A lot of treaties were sealed with a marriage with Amenhotep-Osiris. The treaty with Kriti in the Great Green Sea was sealed with the gift of my dearest sister Merope, a princess of her island. If she is given away to a priest, what will King Minos of Kriti say about the insult?’
‘And what will Merope say?’ asked the Widow-Queen, who had caught some of this. ‘He even had the audacity to tell me that I must marry again—I, his mother!’
Ptah-hotep, who had clearly not heard of this, looked startled. ‘But, lady, are you sure that’s…’ he began, caught the Widow-Queen’s eyes, and said hastily. ‘I am sure that you are, of course, naturally, one would not make a mistake about such an outrageous proposal. But whoever thought of this must not have considered the foreign implications. One cannot give away the wives of a previous King as though they were a handful of festival ribbons!’
‘Why can’t he, if he does not care for the opinion of any but the Aten?’ demanded Kheperren.
‘Who are the priests of the Aten?’ asked General Horemheb.

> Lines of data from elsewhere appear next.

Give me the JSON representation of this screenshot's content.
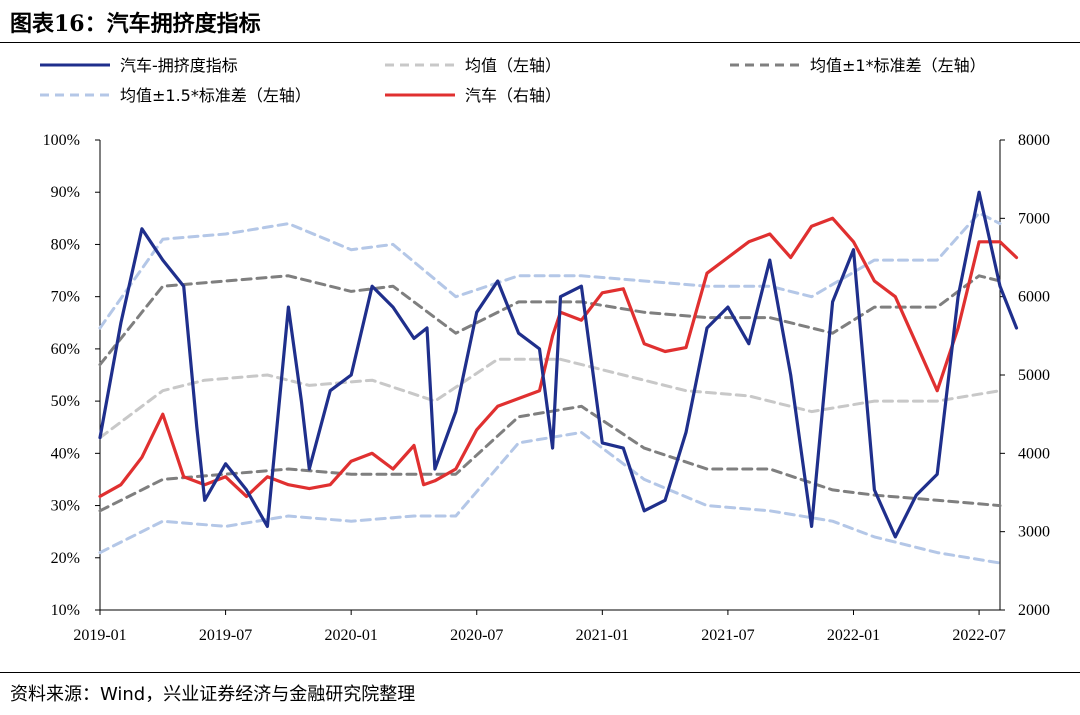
{
  "title": "图表16：汽车拥挤度指标",
  "source": "资料来源：Wind，兴业证券经济与金融研究院整理",
  "colors": {
    "crowding": "#1f2f8c",
    "mean": "#c8c8c8",
    "band1": "#7f7f7f",
    "band15": "#b4c7e7",
    "auto": "#e03030"
  },
  "chart_data": {
    "type": "line",
    "legend": [
      {
        "key": "crowding",
        "label": "汽车-拥挤度指标",
        "style": "solid"
      },
      {
        "key": "mean",
        "label": "均值（左轴）",
        "style": "dashed"
      },
      {
        "key": "band1",
        "label": "均值±1*标准差（左轴）",
        "style": "dashed"
      },
      {
        "key": "band15",
        "label": "均值±1.5*标准差（左轴）",
        "style": "dashed"
      },
      {
        "key": "auto",
        "label": "汽车（右轴）",
        "style": "solid"
      }
    ],
    "x_ticks": [
      "2019-01",
      "2019-07",
      "2020-01",
      "2020-07",
      "2021-01",
      "2021-07",
      "2022-01",
      "2022-07"
    ],
    "x_range": [
      "2019-01",
      "2022-08"
    ],
    "y_left": {
      "range": [
        0.1,
        1.0
      ],
      "ticks": [
        "10%",
        "20%",
        "30%",
        "40%",
        "50%",
        "60%",
        "70%",
        "80%",
        "90%",
        "100%"
      ]
    },
    "y_right": {
      "range": [
        2000,
        8000
      ],
      "ticks": [
        "2000",
        "3000",
        "4000",
        "5000",
        "6000",
        "7000",
        "8000"
      ]
    },
    "series": [
      {
        "key": "crowding",
        "axis": "left",
        "points": [
          [
            "2019-01",
            0.43
          ],
          [
            "2019-02",
            0.65
          ],
          [
            "2019-03",
            0.83
          ],
          [
            "2019-04",
            0.77
          ],
          [
            "2019-05",
            0.72
          ],
          [
            "2019-05-20",
            0.45
          ],
          [
            "2019-06",
            0.31
          ],
          [
            "2019-07",
            0.38
          ],
          [
            "2019-08",
            0.33
          ],
          [
            "2019-09",
            0.26
          ],
          [
            "2019-10",
            0.68
          ],
          [
            "2019-10-20",
            0.5
          ],
          [
            "2019-11",
            0.37
          ],
          [
            "2019-12",
            0.52
          ],
          [
            "2020-01",
            0.55
          ],
          [
            "2020-02",
            0.72
          ],
          [
            "2020-03",
            0.68
          ],
          [
            "2020-04",
            0.62
          ],
          [
            "2020-04-20",
            0.64
          ],
          [
            "2020-05",
            0.37
          ],
          [
            "2020-06",
            0.48
          ],
          [
            "2020-07",
            0.67
          ],
          [
            "2020-08",
            0.73
          ],
          [
            "2020-09",
            0.63
          ],
          [
            "2020-10",
            0.6
          ],
          [
            "2020-10-20",
            0.41
          ],
          [
            "2020-11",
            0.7
          ],
          [
            "2020-12",
            0.72
          ],
          [
            "2021-01",
            0.42
          ],
          [
            "2021-02",
            0.41
          ],
          [
            "2021-03",
            0.29
          ],
          [
            "2021-04",
            0.31
          ],
          [
            "2021-05",
            0.44
          ],
          [
            "2021-06",
            0.64
          ],
          [
            "2021-07",
            0.68
          ],
          [
            "2021-08",
            0.61
          ],
          [
            "2021-09",
            0.77
          ],
          [
            "2021-10",
            0.55
          ],
          [
            "2021-11",
            0.26
          ],
          [
            "2021-12",
            0.69
          ],
          [
            "2022-01",
            0.79
          ],
          [
            "2022-02",
            0.33
          ],
          [
            "2022-03",
            0.24
          ],
          [
            "2022-04",
            0.32
          ],
          [
            "2022-05",
            0.36
          ],
          [
            "2022-06",
            0.7
          ],
          [
            "2022-07",
            0.9
          ],
          [
            "2022-08",
            0.72
          ],
          [
            "2022-08-25",
            0.64
          ]
        ]
      },
      {
        "key": "mean",
        "axis": "left",
        "points": [
          [
            "2019-01",
            0.43
          ],
          [
            "2019-04",
            0.52
          ],
          [
            "2019-06",
            0.54
          ],
          [
            "2019-09",
            0.55
          ],
          [
            "2019-11",
            0.53
          ],
          [
            "2020-02",
            0.54
          ],
          [
            "2020-05",
            0.5
          ],
          [
            "2020-08",
            0.58
          ],
          [
            "2020-11",
            0.58
          ],
          [
            "2021-02",
            0.55
          ],
          [
            "2021-05",
            0.52
          ],
          [
            "2021-08",
            0.51
          ],
          [
            "2021-11",
            0.48
          ],
          [
            "2022-02",
            0.5
          ],
          [
            "2022-05",
            0.5
          ],
          [
            "2022-08",
            0.52
          ]
        ]
      },
      {
        "key": "mean_plus1",
        "axis": "left",
        "style_key": "band1",
        "points": [
          [
            "2019-01",
            0.57
          ],
          [
            "2019-04",
            0.72
          ],
          [
            "2019-07",
            0.73
          ],
          [
            "2019-10",
            0.74
          ],
          [
            "2020-01",
            0.71
          ],
          [
            "2020-03",
            0.72
          ],
          [
            "2020-06",
            0.63
          ],
          [
            "2020-09",
            0.69
          ],
          [
            "2020-12",
            0.69
          ],
          [
            "2021-03",
            0.67
          ],
          [
            "2021-06",
            0.66
          ],
          [
            "2021-09",
            0.66
          ],
          [
            "2021-12",
            0.63
          ],
          [
            "2022-02",
            0.68
          ],
          [
            "2022-05",
            0.68
          ],
          [
            "2022-07",
            0.74
          ],
          [
            "2022-08",
            0.73
          ]
        ]
      },
      {
        "key": "mean_minus1",
        "axis": "left",
        "style_key": "band1",
        "points": [
          [
            "2019-01",
            0.29
          ],
          [
            "2019-04",
            0.35
          ],
          [
            "2019-07",
            0.36
          ],
          [
            "2019-10",
            0.37
          ],
          [
            "2020-01",
            0.36
          ],
          [
            "2020-04",
            0.36
          ],
          [
            "2020-06",
            0.36
          ],
          [
            "2020-09",
            0.47
          ],
          [
            "2020-12",
            0.49
          ],
          [
            "2021-03",
            0.41
          ],
          [
            "2021-06",
            0.37
          ],
          [
            "2021-09",
            0.37
          ],
          [
            "2021-12",
            0.33
          ],
          [
            "2022-02",
            0.32
          ],
          [
            "2022-05",
            0.31
          ],
          [
            "2022-08",
            0.3
          ]
        ]
      },
      {
        "key": "mean_plus15",
        "axis": "left",
        "style_key": "band15",
        "points": [
          [
            "2019-01",
            0.64
          ],
          [
            "2019-04",
            0.81
          ],
          [
            "2019-07",
            0.82
          ],
          [
            "2019-10",
            0.84
          ],
          [
            "2020-01",
            0.79
          ],
          [
            "2020-03",
            0.8
          ],
          [
            "2020-06",
            0.7
          ],
          [
            "2020-09",
            0.74
          ],
          [
            "2020-12",
            0.74
          ],
          [
            "2021-03",
            0.73
          ],
          [
            "2021-06",
            0.72
          ],
          [
            "2021-09",
            0.72
          ],
          [
            "2021-11",
            0.7
          ],
          [
            "2022-02",
            0.77
          ],
          [
            "2022-05",
            0.77
          ],
          [
            "2022-07",
            0.86
          ],
          [
            "2022-08",
            0.84
          ]
        ]
      },
      {
        "key": "mean_minus15",
        "axis": "left",
        "style_key": "band15",
        "points": [
          [
            "2019-01",
            0.21
          ],
          [
            "2019-04",
            0.27
          ],
          [
            "2019-07",
            0.26
          ],
          [
            "2019-10",
            0.28
          ],
          [
            "2020-01",
            0.27
          ],
          [
            "2020-04",
            0.28
          ],
          [
            "2020-06",
            0.28
          ],
          [
            "2020-09",
            0.42
          ],
          [
            "2020-12",
            0.44
          ],
          [
            "2021-03",
            0.35
          ],
          [
            "2021-06",
            0.3
          ],
          [
            "2021-09",
            0.29
          ],
          [
            "2021-12",
            0.27
          ],
          [
            "2022-02",
            0.24
          ],
          [
            "2022-05",
            0.21
          ],
          [
            "2022-08",
            0.19
          ]
        ]
      },
      {
        "key": "auto",
        "axis": "right",
        "points": [
          [
            "2019-01",
            3450
          ],
          [
            "2019-02",
            3600
          ],
          [
            "2019-03",
            3950
          ],
          [
            "2019-04",
            4500
          ],
          [
            "2019-04-20",
            4000
          ],
          [
            "2019-05",
            3700
          ],
          [
            "2019-06",
            3600
          ],
          [
            "2019-07",
            3700
          ],
          [
            "2019-08",
            3450
          ],
          [
            "2019-09",
            3700
          ],
          [
            "2019-10",
            3600
          ],
          [
            "2019-11",
            3550
          ],
          [
            "2019-12",
            3600
          ],
          [
            "2020-01",
            3900
          ],
          [
            "2020-02",
            4000
          ],
          [
            "2020-03",
            3800
          ],
          [
            "2020-04",
            4100
          ],
          [
            "2020-04-15",
            3600
          ],
          [
            "2020-05",
            3650
          ],
          [
            "2020-06",
            3800
          ],
          [
            "2020-07",
            4300
          ],
          [
            "2020-08",
            4600
          ],
          [
            "2020-09",
            4700
          ],
          [
            "2020-10",
            4800
          ],
          [
            "2020-10-20",
            5500
          ],
          [
            "2020-11",
            5800
          ],
          [
            "2020-12",
            5700
          ],
          [
            "2021-01",
            6050
          ],
          [
            "2021-02",
            6100
          ],
          [
            "2021-03",
            5400
          ],
          [
            "2021-04",
            5300
          ],
          [
            "2021-05",
            5350
          ],
          [
            "2021-06",
            6300
          ],
          [
            "2021-07",
            6500
          ],
          [
            "2021-08",
            6700
          ],
          [
            "2021-09",
            6800
          ],
          [
            "2021-10",
            6500
          ],
          [
            "2021-11",
            6900
          ],
          [
            "2021-12",
            7000
          ],
          [
            "2022-01",
            6700
          ],
          [
            "2022-02",
            6200
          ],
          [
            "2022-03",
            6000
          ],
          [
            "2022-04",
            5400
          ],
          [
            "2022-05",
            4800
          ],
          [
            "2022-06",
            5600
          ],
          [
            "2022-07",
            6700
          ],
          [
            "2022-08",
            6700
          ],
          [
            "2022-08-25",
            6500
          ]
        ]
      }
    ]
  }
}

‘Some of them are priests of Amen-Re who have seen the error of their previous ways,’ said Ptah-hotep. ‘Some are traders out of the market or commoners from the fields who do not even wash before they don their fine crowns and vestments. And some are boys, taken like I was taken, out of the schools. There is a school for scribes in the new temple of the Aten in Amarna now, and the children of the nobility go there. Some are aiming to repair their family’s fortunes and all of them are aiming to amass as much treasure as possible as fast as they can.’
‘Ah,’ Horemheb put his chin in his hand.